Knirschende Skateboardrollen, die harsche Landung eines Brettes am harten Boden, laufen, lachen, rufen: Die Geräuschkulisse um das Innsbrucker Befreiungsdenkmal ist sehr lebendig. LAAC / StiefelKramer / Grüner verwandelten den Platz vor dem Tiroler Landhaus in eine 9.000 m² große, urbane Stadtlandschaft aus hellem Beton. Sacht schwappt sie am Denkmalsockel empor. Wie von einer sandigen Düne umweht, steht das Monument am Platz und wirkt auf einmal weniger mächtig. Auch die schmiedeeisernen Gittertore zwischen den Säulen sind nun offen. Man atmet auf. Lang dümpelte der Platz in stiller Agonie vor sich hin. Und das, obwohl er der größte der Stadt ist und unweit vom Bahnhof direkt beim Zentrum liegt: Zwei Durchgänge führen auf die Maria-Theresien-Straße, Innsbrucks größten Corso. 1994 wurde der Platz vor dem Landhaus in Eduard-Wallnöfer-Platz umbenannt. Seine Planung geht auf die Architekten Walter und Ewald Guth zurück. Sie bauten 1938/39 das Landhaus zum Gauhaus aus. Vor dem Portal mit den neoklassizistischen Säulen, das die Berliner Reichskanzlei zitiert, sollte ein „Ehrendenkmal für die gefallenen Kameraden der Bewegung des Gaues Tirol“ errichtet werden. Das tausendjährige Reich erlebte das nicht mehr, dafür stellte die französische Militärverwaltung nach 1945 ein Mahnmal für die Opfer der Befreiung Österreichs vom Nationalsozialismus auf.

Viel Vergangenheit

Architekt Major Jean Pascaud entwarf den Triumphbogen mit der Inschrift „PRO LIBERTATE AUSTRIAE MORTUIS“ („Den für die Freiheit Österreichs Gestorbenen“), über die ein fünf Meter hoher Adler wacht. Hoheitsvoll thronte das Denkmal auf seinem Sockel, sah einem Nazi-Monument zum Verwechseln ähnlich und ließ das Landhaus noch imposanter wirken. Mitte der 1980er plante Fred Achammer eine Tiefgarage. Ihre Einfahrt liegt an der Wilhelm- Greil-Straße, der östlichen Längsflanke des Platzes. Sie teilte ihn in zwei Hälften: Der Freiraum zwischen Befreiungsdenkmal und Landhaus war mit großen Platten gepflastert und diente zur Repräsentation, für Aufmärsche, Zapfenstreiche und Märkte. Der südliche Teil war von Wegen, Bäumen, Rasen und Rabatten durchzogen, zwischen denen willkürlich verteilt Denkmäler standen: Eines erinnerte an das 600 Jahr- Jubiläum der Vereinigung von Tirol und Österreich, beim Denkmal für die Innsbrucker Opfer der sogenannten „Reichskristallnacht“ 1938 wurde der Tiroler Landtag der Jugend initiativ. Mario Jörg von der HTL Fulpmes siegte beim Schülerwettbewerb, sein Entwurf – eine Menora mit Glassplittern und bronzenem Zylindersockel wurde 1997 realisiert.

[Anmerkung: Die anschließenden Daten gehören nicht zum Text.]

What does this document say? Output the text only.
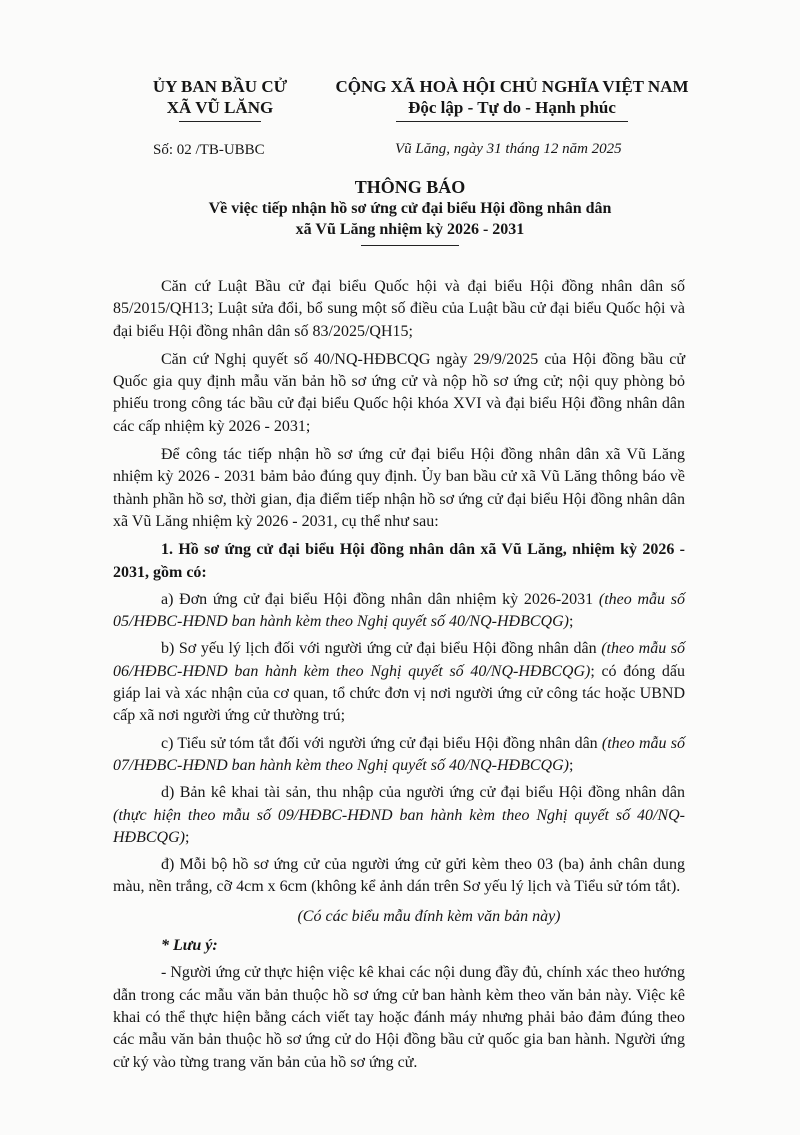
ỦY BAN BẦU CỬ
XÃ VŨ LĂNG
CỘNG XÃ HOÀ HỘI CHỦ NGHĨA VIỆT NAM
Độc lập - Tự do - Hạnh phúc
Số: 02 /TB-UBBC	Vũ Lăng, ngày 31 tháng 12 năm 2025
THÔNG BÁO
Về việc tiếp nhận hồ sơ ứng cử đại biểu Hội đồng nhân dân
xã Vũ Lăng nhiệm kỳ 2026 - 2031

Căn cứ Luật Bầu cử đại biểu Quốc hội và đại biểu Hội đồng nhân dân số 85/2015/QH13; Luật sửa đổi, bổ sung một số điều của Luật bầu cử đại biểu Quốc hội và đại biểu Hội đồng nhân dân số 83/2025/QH15;

Căn cứ Nghị quyết số 40/NQ-HĐBCQG ngày 29/9/2025 của Hội đồng bầu cử Quốc gia quy định mẫu văn bản hồ sơ ứng cử và nộp hồ sơ ứng cử; nội quy phòng bỏ phiếu trong công tác bầu cử đại biểu Quốc hội khóa XVI và đại biểu Hội đồng nhân dân các cấp nhiệm kỳ 2026 - 2031;

Để công tác tiếp nhận hồ sơ ứng cử đại biểu Hội đồng nhân dân xã Vũ Lăng nhiệm kỳ 2026 - 2031 bảm bảo đúng quy định. Ủy ban bầu cử xã Vũ Lăng thông báo về thành phần hồ sơ, thời gian, địa điểm tiếp nhận hồ sơ ứng cử đại biểu Hội đồng nhân dân xã Vũ Lăng nhiệm kỳ 2026 - 2031, cụ thể như sau:

1. Hồ sơ ứng cử đại biểu Hội đồng nhân dân xã Vũ Lăng, nhiệm kỳ 2026 - 2031, gồm có:

a) Đơn ứng cử đại biểu Hội đồng nhân dân nhiệm kỳ 2026-2031 (theo mẫu số 05/HĐBC-HĐND ban hành kèm theo Nghị quyết số 40/NQ-HĐBCQG);

b) Sơ yếu lý lịch đối với người ứng cử đại biểu Hội đồng nhân dân (theo mẫu số 06/HĐBC-HĐND ban hành kèm theo Nghị quyết số 40/NQ-HĐBCQG); có đóng dấu giáp lai và xác nhận của cơ quan, tổ chức đơn vị nơi người ứng cử công tác hoặc UBND cấp xã nơi người ứng cử thường trú;

c) Tiểu sử tóm tắt đối với người ứng cử đại biểu Hội đồng nhân dân (theo mẫu số 07/HĐBC-HĐND ban hành kèm theo Nghị quyết số 40/NQ-HĐBCQG);

d) Bản kê khai tài sản, thu nhập của người ứng cử đại biểu Hội đồng nhân dân (thực hiện theo mẫu số 09/HĐBC-HĐND ban hành kèm theo Nghị quyết số 40/NQ-HĐBCQG);

đ) Mỗi bộ hồ sơ ứng cử của người ứng cử gửi kèm theo 03 (ba) ảnh chân dung màu, nền trắng, cỡ 4cm x 6cm (không kể ảnh dán trên Sơ yếu lý lịch và Tiểu sử tóm tắt).

(Có các biểu mẫu đính kèm văn bản này)

* Lưu ý:

- Người ứng cử thực hiện việc kê khai các nội dung đầy đủ, chính xác theo hướng dẫn trong các mẫu văn bản thuộc hồ sơ ứng cử ban hành kèm theo văn bản này. Việc kê khai có thể thực hiện bằng cách viết tay hoặc đánh máy nhưng phải bảo đảm đúng theo các mẫu văn bản thuộc hồ sơ ứng cử do Hội đồng bầu cử quốc gia ban hành. Người ứng cử ký vào từng trang văn bản của hồ sơ ứng cử.
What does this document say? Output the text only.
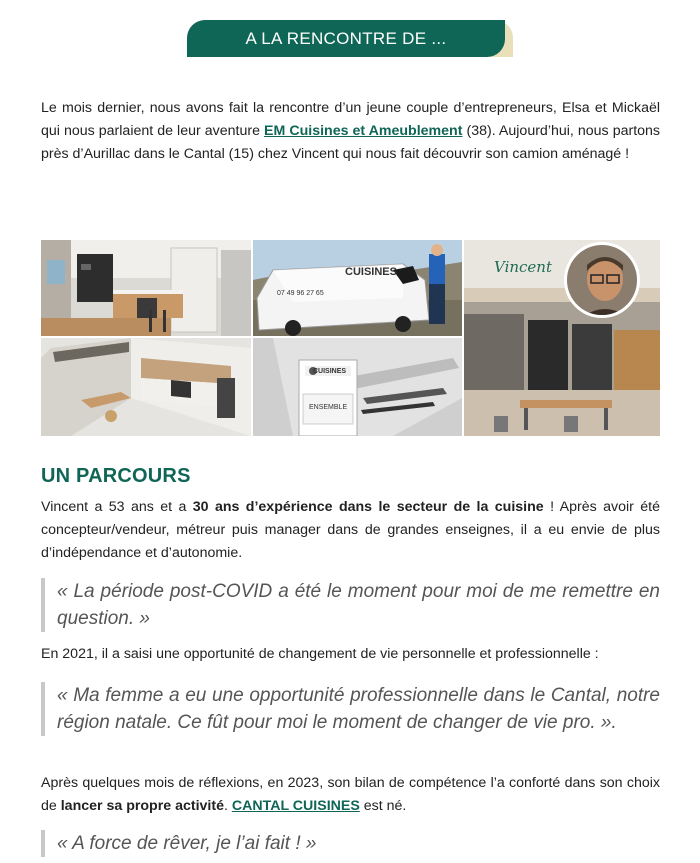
A LA RENCONTRE DE ...

Le mois dernier, nous avons fait la rencontre d’un jeune couple d’entrepreneurs, Elsa et Mickaël qui nous parlaient de leur aventure EM Cuisines et Ameublement (38). Aujourd’hui, nous partons près d’Aurillac dans le Cantal (15) chez Vincent qui nous fait découvrir son camion aménagé !

CUISINES
07 49 96 27 65
Vincent
CUISINES
ENSEMBLE
UN PARCOURS

Vincent a 53 ans et a 30 ans d’expérience dans le secteur de la cuisine ! Après avoir été concepteur/vendeur, métreur puis manager dans de grandes enseignes, il a eu envie de plus d’indépendance et d’autonomie.

« La période post-COVID a été le moment pour moi de me remettre en question. »

En 2021, il a saisi une opportunité de changement de vie personnelle et professionnelle :

« Ma femme a eu une opportunité professionnelle dans le Cantal, notre région natale. Ce fût pour moi le moment de changer de vie pro. ».

Après quelques mois de réflexions, en 2023, son bilan de compétence l’a conforté dans son choix de lancer sa propre activité. CANTAL CUISINES est né.

« A force de rêver, je l’ai fait ! »
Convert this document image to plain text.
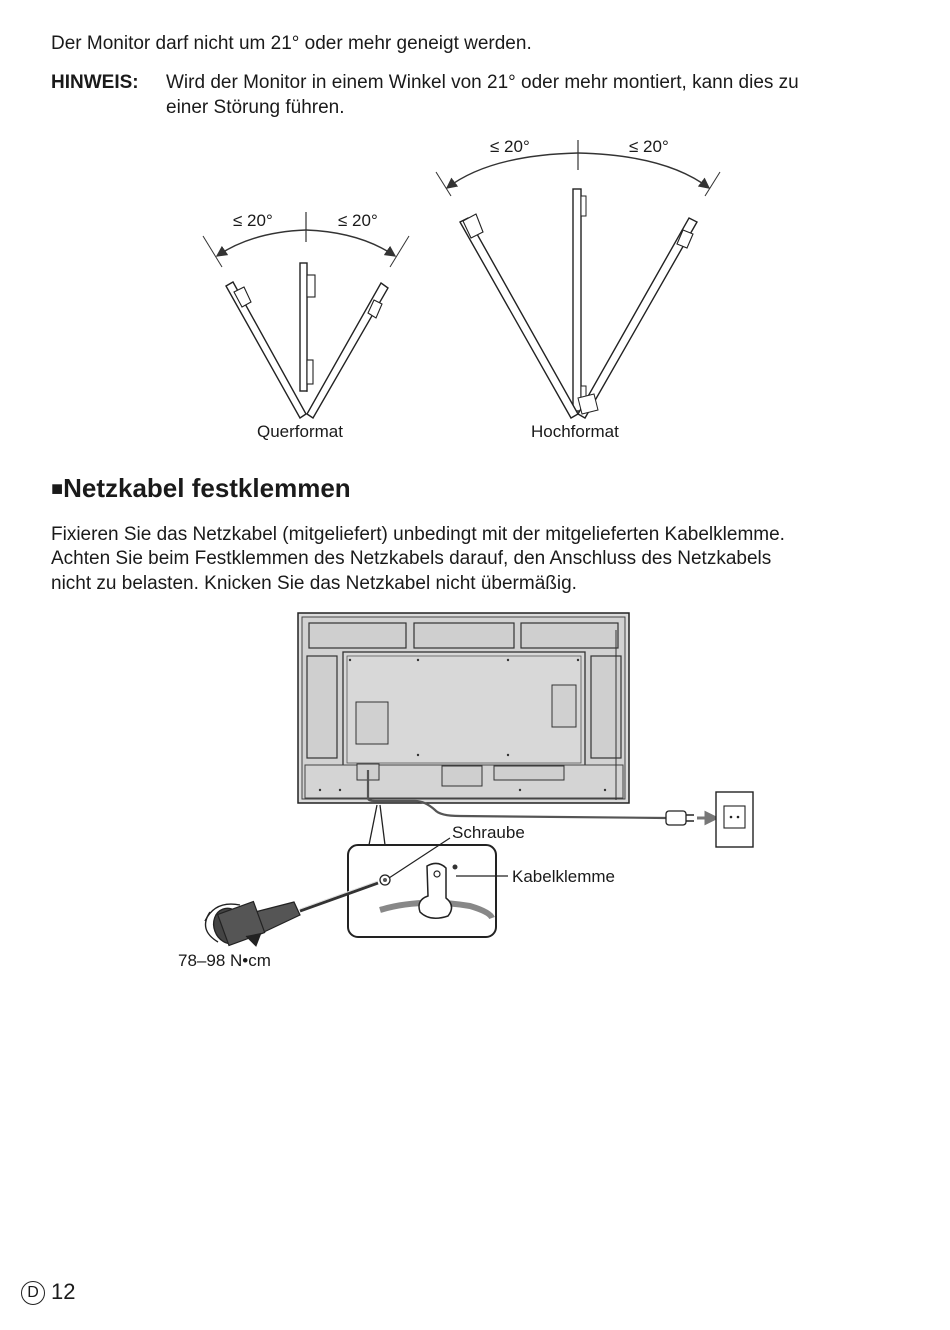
Der Monitor darf nicht um 21° oder mehr geneigt werden.
HINWEIS: Wird der Monitor in einem Winkel von 21° oder mehr montiert, kann dies zu
einer Störung führen.
≤ 20°	≤ 20°
≤ 20°	≤ 20°
Querformat	Hochformat
■Netzkabel festklemmen
Fixieren Sie das Netzkabel (mitgeliefert) unbedingt mit der mitgelieferten Kabelklemme.
Achten Sie beim Festklemmen des Netzkabels darauf, den Anschluss des Netzkabels
nicht zu belasten. Knicken Sie das Netzkabel nicht übermäßig.
Schraube
Kabelklemme
78–98 N•cm
D 12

Ein Jahr später stellte man an der Salurnerstraße den Vereinigungsbrunnen auf. Er erinnert andie Eingemeindung von Pradl, Wilten, Hötting, Mühlau, Amras, Arzl, Igls und Vill. An heißen Tagen suchten Innsbrucker und Touristen beim Becken Kühlung, außerdem entdeckten die Skater das Befreiungsdenkmal für sich und nachts huschten Ratten über den Rasen. Der größte Platz der Stadt wurde zum Sammelbecken für vergessene Denkmäler und soziale Randschichten. 2008 lobte das Amt der Tiroler Landesregierung einen Wettbewerb zu seiner Neugestaltung aus.